My house wine this summer #trythis
I have finally found my house wine for this summer, and it comes not in a bottle but in a cardboard box. Now, this is not your typical bag-in-box offering, which in Canada is usually made from poor quality international bulk wine. This is good quality organic juice, coming from co-op producer Valdibella, from the Western side of Sicily. Valdibella began as a social initiative; supporting organic farming of grapes, grains, olives and almonds, providing work for Sicilian youth, and also becoming members of grassroots organization Addiopizzo, which works through resistance to abolish the islands Mafia dominance. They make a range of really interesting, complex and tasty bottled wine as well, but the hallmark of their 3L boxed examples are fresh, straightforward and super easygoing. Choose your fave or try all three- the red, white and rosé are all fantastic! Imported into Ontario by The Vine Agency.
Valdibella Cataratto Bianco 2017 Terre Siciliane IGT ($46.95)
Despite my love of all of them, this is my top pick of the three. Made with Cataratto Commune, which can sometimes be neutral and uninspiring, this one is anything but. It is all about freshness, with white grapefruit juice and blossom aromas, and notes of under ripe pineapple, mango and lime zest. The palate is driven by acidity, with snappy crushed rock flintiness, and a finish of fresh squeezed lemon. Light and thirst quenching.
Valdibella Perricone Rosé 2017 Terre Siciliane IGT ($46.95)
Perricone is a black grape know more for its use in red blends to soften tannin and add fruit and fragrance intensity. Made in a rosé style, the field berry and herbal raspberry leaf notes come out, accented with cranberry compote. The palate has a generous body and a touch of warmth, like baked red cherries, but still a good balance of acid. This would be nice with grilled sardines and olives, two other Sicilian specialties.
Valdibella Nero d’Avola Rosso 2016 Terre Siciliane IGT ($46.95)

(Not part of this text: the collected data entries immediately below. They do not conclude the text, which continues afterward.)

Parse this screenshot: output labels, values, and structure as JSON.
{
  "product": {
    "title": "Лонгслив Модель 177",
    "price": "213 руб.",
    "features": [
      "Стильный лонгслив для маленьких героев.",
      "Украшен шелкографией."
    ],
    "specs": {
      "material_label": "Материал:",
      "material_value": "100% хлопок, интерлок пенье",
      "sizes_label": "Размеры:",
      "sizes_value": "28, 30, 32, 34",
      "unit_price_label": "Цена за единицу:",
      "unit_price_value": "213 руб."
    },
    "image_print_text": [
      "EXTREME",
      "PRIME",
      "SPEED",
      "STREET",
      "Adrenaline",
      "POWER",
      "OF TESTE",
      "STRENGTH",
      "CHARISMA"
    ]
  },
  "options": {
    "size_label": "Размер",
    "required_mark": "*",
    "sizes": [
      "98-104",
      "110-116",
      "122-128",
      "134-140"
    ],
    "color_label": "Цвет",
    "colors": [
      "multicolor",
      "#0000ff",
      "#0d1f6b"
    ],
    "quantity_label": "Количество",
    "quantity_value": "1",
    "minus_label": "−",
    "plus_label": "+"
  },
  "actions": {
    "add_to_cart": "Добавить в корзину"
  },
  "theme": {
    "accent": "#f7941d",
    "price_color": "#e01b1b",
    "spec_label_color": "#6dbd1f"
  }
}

Called Calabrese, the grape goes by the more recognized name Nero d’Avola, and is the most planted red grape of the island. In the glass, black cherries, roasted rosemary and smoky earth tones emerge, while the palate has weight but is not heavy, and the fruit comes across more as sour red cherry than riper black as the aromas suggest. Rustic tannins as one would expect of this grape and place, but well balanced by lots of fruit.